Last month, a measure that would allow Gov. Sonny Perdue and a hand-picked committee to take a stab at rewriting the state tax code was introduced.
There were clues – the attempted inclusion of former governor and U.S. senator Zell Miller on the panel, for instance – that a restoration of the sales tax on food was being targeted.
HB 1405 received final passage on Tuesday.
Walter Jones of Morris News Service was there when, two days later, another shoe dropped off the centipede:
An economist who’ll serve on the state’s special tax-reform panel said Thursday that ending the tax on groceries contributed to the violent swings in tax collections that have triggered dramatic cuts in the budget.
“The consequence of that is we took out of our tax base one of the most stable components of our sales-tax collections,” said Roger Tutterow, an economics professor at Mercer University in Atlanta..
The General Assembly just passed next year’s budget Wednesday which included cuts and increases in fees and a new tax on hospitals.
When policymakers meet again in January, slow economic growth will likely lead them to consider more tax increases, Tutterow told a luncheon meeting of the Mercer Executive Forum. If they do, he recommended the tax be spread broadly so the burden will be evenly distributed and people will be less prone to change their behavior to avoid the new tax.
This comes today from Jim Walls with Atlanta Unfiltered:
A middle Georgia judge retaliated against two witnesses who testified in January about his courtroom conduct, state investigators say. Those actions may cost Twiggs Probate Judge Kenneth Fowler his paycheck.
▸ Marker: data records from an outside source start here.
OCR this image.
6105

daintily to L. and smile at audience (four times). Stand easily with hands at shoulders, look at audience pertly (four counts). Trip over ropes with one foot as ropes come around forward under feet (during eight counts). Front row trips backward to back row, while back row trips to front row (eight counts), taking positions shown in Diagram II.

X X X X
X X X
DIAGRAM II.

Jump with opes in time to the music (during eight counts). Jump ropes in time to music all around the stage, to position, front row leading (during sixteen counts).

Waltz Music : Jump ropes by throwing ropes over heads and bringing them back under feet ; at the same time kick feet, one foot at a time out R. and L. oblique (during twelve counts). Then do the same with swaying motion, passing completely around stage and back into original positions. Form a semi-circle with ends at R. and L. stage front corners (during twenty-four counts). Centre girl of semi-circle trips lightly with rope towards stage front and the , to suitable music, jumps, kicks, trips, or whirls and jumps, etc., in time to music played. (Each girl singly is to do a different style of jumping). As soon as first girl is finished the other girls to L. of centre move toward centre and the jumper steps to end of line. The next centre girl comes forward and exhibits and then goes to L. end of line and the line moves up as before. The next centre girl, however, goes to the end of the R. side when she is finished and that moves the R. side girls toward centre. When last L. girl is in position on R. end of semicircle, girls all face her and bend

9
The state Judicial Qualifications Commission today will ask that Fowler be suspended from office immediately without pay. A hearing begins this morning in Macon before attorney H. Jerome Strickland, a special master appointed by the Georgia Supreme Court.
If you’re a Republican, you have to be hoping that Michael Steele is on the right side of this one. From the Washington Post:
The executive board of the Republican National Committee moved quietly this week to order an independent review of the organization’s spending practices, a move that reflects internal concerns about cost controls and oversight of the $121 million in tax-exempt receipts the committee collected this election cycle.
The move came after Illinois GOP Chairman Pat Brady, a former federal prosecutor in the Justice Department’s fraud section, helped conduct a confidential review of party spending at the request of national Chairman Michael S. Steele. Brady’s review concluded that while the party’s internal controls are good, its policies for approving expenditures warrant a deeper look, RNC officials said.